The Fed is the United States’ third central bank, created when Congress approved, and then-President Woodrow Wilson signed into law, the Federal Reserve Act of 1913. The Fed operates under a board of directors whose seven members are nominated by the President and confirmed by the Senate.
With a name like “the Fed,” you might assume this central bank is part of the federal government. It is not. It is a private institution, owned by its member banks and their owners. The board are federal employees, but other Fed employees are paid by their member banks, which have operating expenses like any organization. Member banks also receive dividend payments.
If anything is confusing yet … yes, it is – I would argue intentionally so. Sometimes, specific language is required to describe complicated concepts. Sometimes, it is used to obfuscate reality: “Liquidity” means cash, “quantitative easing” means currency creation, and “monetary policy” means manipulating the quantity of currency and interest rates.
I don’t cry “End the Fed” because I see poor management of a good system. I see mediocre management of an inherently broken and evil system. The Fed’s goal – to promote maximum employment and stable prices – sounds positive, but it results in a loss of purchasing power, malinvestment, and warped markets.
Every time the Fed creates new dollars to bail someone out, every other dollar loses value. This steals from everyone through the stealth tax of inflation, and discourages the basic human value of saving for the future. The result is out-of-control household, corporate, and government debt.
Every time the Fed bails out a company, mortgage, or treasury, they reward that entity with a purchase price nobody on the free market would have paid. This manipulates market prices and promotes moral hazard by incentivizing market participants to take extreme risk, knowing their gamble will either win big or be insured by the Fed. The result is higher stock, bond, and real estate prices relative to current wages, and widening wealth inequality.
A large society certainly needs systems to manage its currency, but as soon as a fiat currency is implemented, the true cost of products, services, investments, and even wars, is lost.
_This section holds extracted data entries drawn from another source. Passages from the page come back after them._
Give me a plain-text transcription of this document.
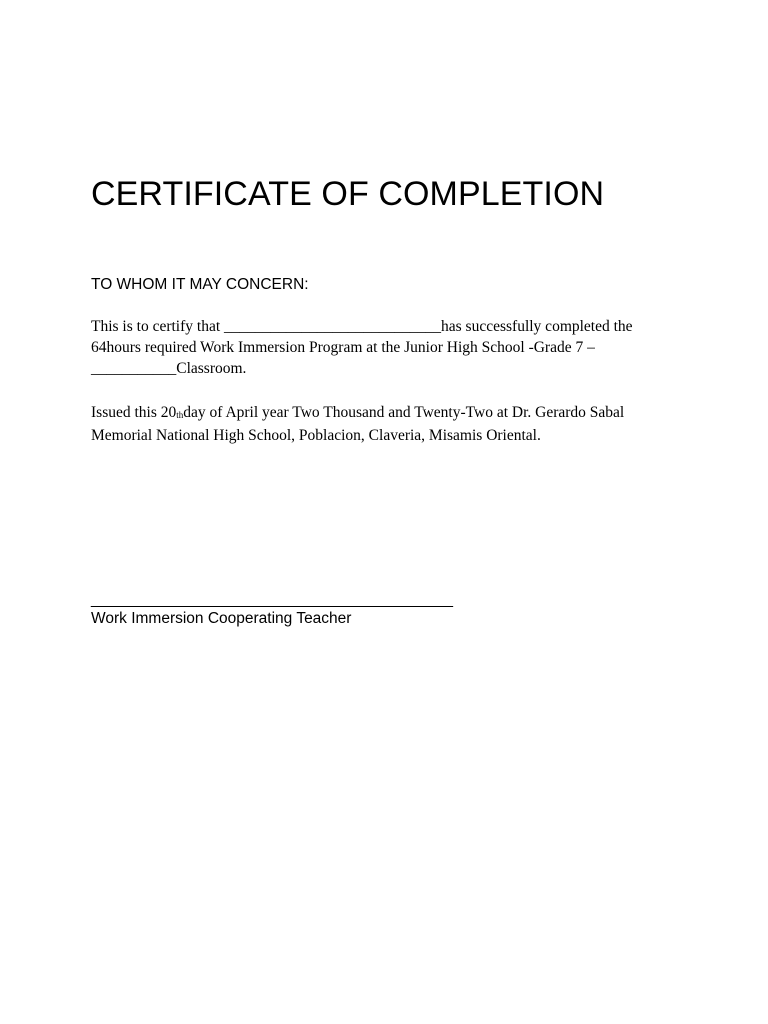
CERTIFICATE OF COMPLETION
TO WHOM IT MAY CONCERN:
This is to certify that ____________________________has successfully completed the
64hours required Work Immersion Program at the Junior High School -Grade 7 –
___________Classroom.
Issued this 20thday of April year Two Thousand and Twenty-Two at Dr. Gerardo Sabal
Memorial National High School, Poblacion, Claveria, Misamis Oriental.
__________________________________________
Work Immersion Cooperating Teacher
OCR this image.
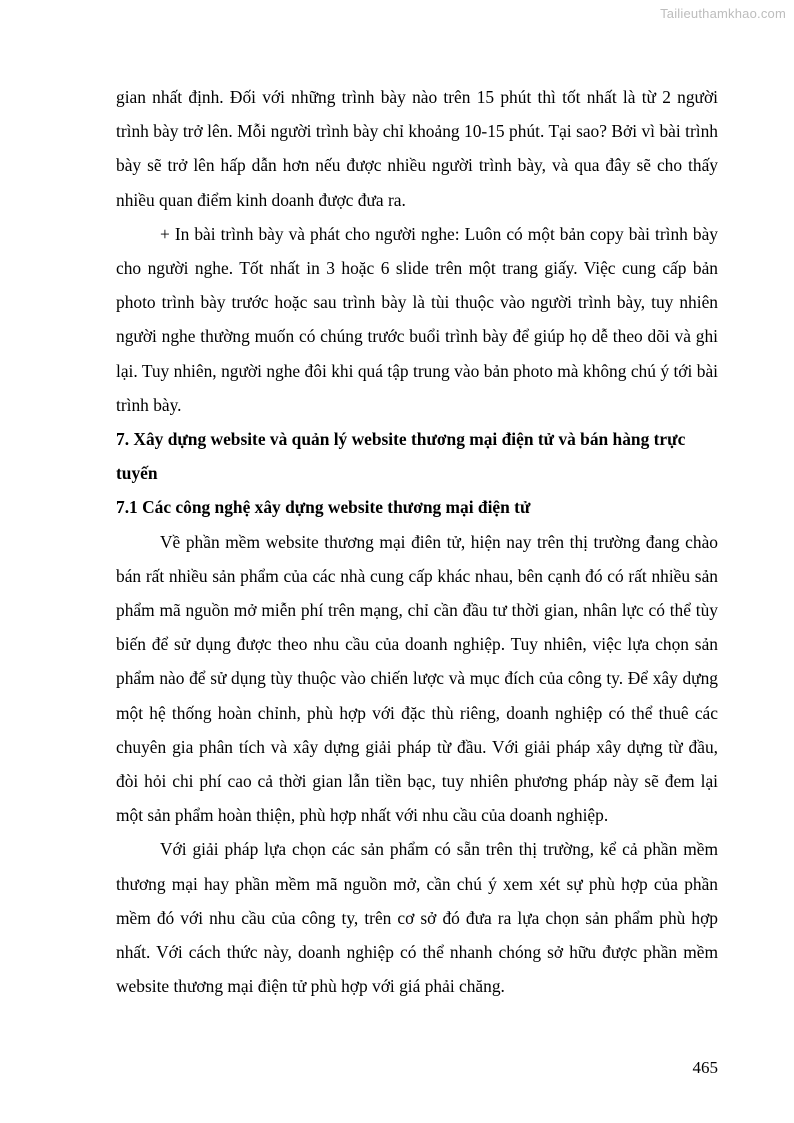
Tailieuthamkhao.com

gian nhất định. Đối với những trình bày nào trên 15 phút thì tốt nhất là từ 2 người trình bày trở lên. Mỗi người trình bày chỉ khoảng 10-15 phút. Tại sao? Bởi vì bài trình bày sẽ trở lên hấp dẫn hơn nếu được nhiều người trình bày, và qua đây sẽ cho thấy nhiều quan điểm kinh doanh được đưa ra.

+ In bài trình bày và phát cho người nghe: Luôn có một bản copy bài trình bày cho người nghe. Tốt nhất in 3 hoặc 6 slide trên một trang giấy. Việc cung cấp bản photo trình bày trước hoặc sau trình bày là tùi thuộc vào người trình bày, tuy nhiên người nghe thường muốn có chúng trước buổi trình bày để giúp họ dễ theo dõi và ghi lại. Tuy nhiên, người nghe đôi khi quá tập trung vào bản photo mà không chú ý tới bài trình bày.

7. Xây dựng website và quản lý website thương mại điện tử và bán hàng trực tuyến

7.1 Các công nghệ xây dựng website thương mại điện tử

Về phần mềm website thương mại điên tử, hiện nay trên thị trường đang chào bán rất nhiều sản phẩm của các nhà cung cấp khác nhau, bên cạnh đó có rất nhiều sản phẩm mã nguồn mở miễn phí trên mạng, chỉ cần đầu tư thời gian, nhân lực có thể tùy biến để sử dụng được theo nhu cầu của doanh nghiệp. Tuy nhiên, việc lựa chọn sản phẩm nào để sử dụng tùy thuộc vào chiến lược và mục đích của công ty. Để xây dựng một hệ thống hoàn chỉnh, phù hợp với đặc thù riêng, doanh nghiệp có thể thuê các chuyên gia phân tích và xây dựng giải pháp từ đầu. Với giải pháp xây dựng từ đầu, đòi hỏi chi phí cao cả thời gian lẫn tiền bạc, tuy nhiên phương pháp này sẽ đem lại một sản phẩm hoàn thiện, phù hợp nhất với nhu cầu của doanh nghiệp.

Với giải pháp lựa chọn các sản phẩm có sẵn trên thị trường, kể cả phần mềm thương mại hay phần mềm mã nguồn mở, cần chú ý xem xét sự phù hợp của phần mềm đó với nhu cầu của công ty, trên cơ sở đó đưa ra lựa chọn sản phẩm phù hợp nhất. Với cách thức này, doanh nghiệp có thể nhanh chóng sở hữu được phần mềm website thương mại điện tử phù hợp với giá phải chăng.

465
When you introduce the human element – corruption and bias – the choosing of favorites is inevitable.
To bail out an organization with new currency is to make everyone pay for the failure of an entity whose prior profits were distributed only to its owners. We’re told this is a good idea because they were “too big to fail.”
Failure is a healthy part of the business cycle – and life – clearing unprofitable ventures and making way for smarter entrepreneurs, more efficient business models, and better visions for the future. Besides, if we don’t let them fail now, the problem will only get bigger.
The truth is, we live in a world of finite resources, and we need to intelligently allocate our capital, labor, and passion to be as prosperous as possible. How we view money can help: First, we need to go back to sound money, a gold standard, so that money once again serves its paramount role as a store of value. This allows individual merit and hard work to be saved for future use.
Second, we need to disallow our government from choosing favorites through bailouts. National defense or other extreme situations may call for exceptions, but in general, the needs of a country are more easily found where its citizens freely choose to spend their hard-earned money rather than where its various “representatives” think it will get them reelected.
Because money is one side of almost every transaction, we should demand fair and sound money. This would elevate values such as planning and saving for the future, reducing income and wealth inequality, and allocating our cumulative resources for the greatest prosperity.
You can write your “representative,” of course. More importantly, educate yourself on the importance of sound money, and help educate others. The more people who understand how their wealth is stolen through these smoke and mirrors, the louder our collective “no” will be toward the next bailout.